Alerts and Updates
FDA and State Pharmacy Boards Discuss Regulating Compounding Pharmacies
December 21, 2012
This meeting was heralded as historic; it was the FDA's first effort to solicit feedback from the state boards of pharmacy regarding its proposal to gain congressional authority to regulate compounding pharmacies, a practice that has traditionally been regulated exclusively by the states.
On December 19, 2012, the U.S. Food and Drug Administration (FDA) and officials from all 50 states' boards of pharmacy met to discuss their views on state and federal roles in regulating compounding pharmacies. The meeting was prompted by the recent fungal meningitis outbreak, which has been linked to injections produced by a compounding pharmacy, New England Compounding Center. FDA Commissioner Dr. Margaret Hamburg called the meeting to address what she described as gaps in oversight of compounding pharmacies, which FDA believes contributed to this meningitis outbreak.
FDA took the opportunity to reinforce its push for authority from Congress to regulate compounding pharmacies. The FDA has proposed Congress give it authority over "nontraditional" compounders, leaving the state boards of pharmacy to regulate the "traditional" compounders. FDA Commissioner Hamburg views FDA authority under the current law as contested and unclear. Under the FDA's proposed framework, "nontraditional" compounding pharmacies would be required to register with the FDA, label their drugs according to FDA standard, and meet FDA’s good manufacturing practices.
The FDA defines traditional compounding as the creation of a drug to meet the needs of an individual patient. The definition of a "nontraditional" compounding pharmacy is not as clear. During the meeting, the factors discussed that would be included in this definition were the risk of the medication compounded, the volume of the compounded medications dispensed and whether the medications travel across state lines. The FDA did not present a formal and definitive definition of "nontraditional" compounding.
State boards of pharmacy responded to FDA's proposal by reinforcing their capability to regulate all pharmacy practices, including compounding pharmacies, under the existing state statutes.

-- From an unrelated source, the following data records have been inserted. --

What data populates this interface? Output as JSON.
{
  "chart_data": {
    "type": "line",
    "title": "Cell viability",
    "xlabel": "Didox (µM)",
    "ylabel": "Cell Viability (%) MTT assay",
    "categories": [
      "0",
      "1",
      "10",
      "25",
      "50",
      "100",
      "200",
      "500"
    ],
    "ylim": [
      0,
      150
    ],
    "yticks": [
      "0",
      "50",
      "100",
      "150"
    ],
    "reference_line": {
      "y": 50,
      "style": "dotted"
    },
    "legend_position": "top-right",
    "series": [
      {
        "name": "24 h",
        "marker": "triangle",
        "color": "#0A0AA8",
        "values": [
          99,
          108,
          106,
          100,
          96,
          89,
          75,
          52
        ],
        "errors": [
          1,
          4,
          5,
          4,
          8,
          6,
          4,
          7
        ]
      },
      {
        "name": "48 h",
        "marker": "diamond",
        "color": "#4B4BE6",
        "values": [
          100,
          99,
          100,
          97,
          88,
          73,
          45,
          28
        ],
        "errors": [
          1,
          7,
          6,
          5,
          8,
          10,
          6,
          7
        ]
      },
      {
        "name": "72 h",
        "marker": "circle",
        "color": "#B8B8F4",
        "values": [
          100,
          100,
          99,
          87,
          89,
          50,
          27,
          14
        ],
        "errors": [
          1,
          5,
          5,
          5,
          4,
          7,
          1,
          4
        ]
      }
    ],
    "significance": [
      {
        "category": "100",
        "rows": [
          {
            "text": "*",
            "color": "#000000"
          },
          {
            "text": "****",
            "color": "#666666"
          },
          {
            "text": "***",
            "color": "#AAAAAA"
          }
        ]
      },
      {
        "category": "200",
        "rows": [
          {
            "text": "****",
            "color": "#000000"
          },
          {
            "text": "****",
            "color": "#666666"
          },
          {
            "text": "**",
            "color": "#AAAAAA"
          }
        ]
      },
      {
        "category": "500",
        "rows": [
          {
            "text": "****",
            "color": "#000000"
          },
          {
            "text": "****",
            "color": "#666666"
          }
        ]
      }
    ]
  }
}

The only clarity state boards of pharmacy sought from federal regulations was more precise definitions of "traditional" and "nontraditional" compounding, contrasted with definitions of "manufacturing."
Although state boards of pharmacy representatives did not call for federal legislation to broaden the authority of the FDA, they were frank about their need for federal cooperation in overseeing compounding pharmacies, beginning with better communication between the FDA and the state authorities. Both the states and the FDA agreed they need to keep the lines of communication open, especially when it comes to sharing inspection data. State board representatives also agreed that information must be shared among states to address the medications sent interstate.
This meeting was heralded as historic; it was the FDA's first effort to solicit feedback from the state boards of pharmacy regarding its proposal to gain congressional authority to regulate compounding pharmacies, a practice that has traditionally been regulated exclusively by the states. It remains to be seen if Congress will grant the FDA the authority it seeks.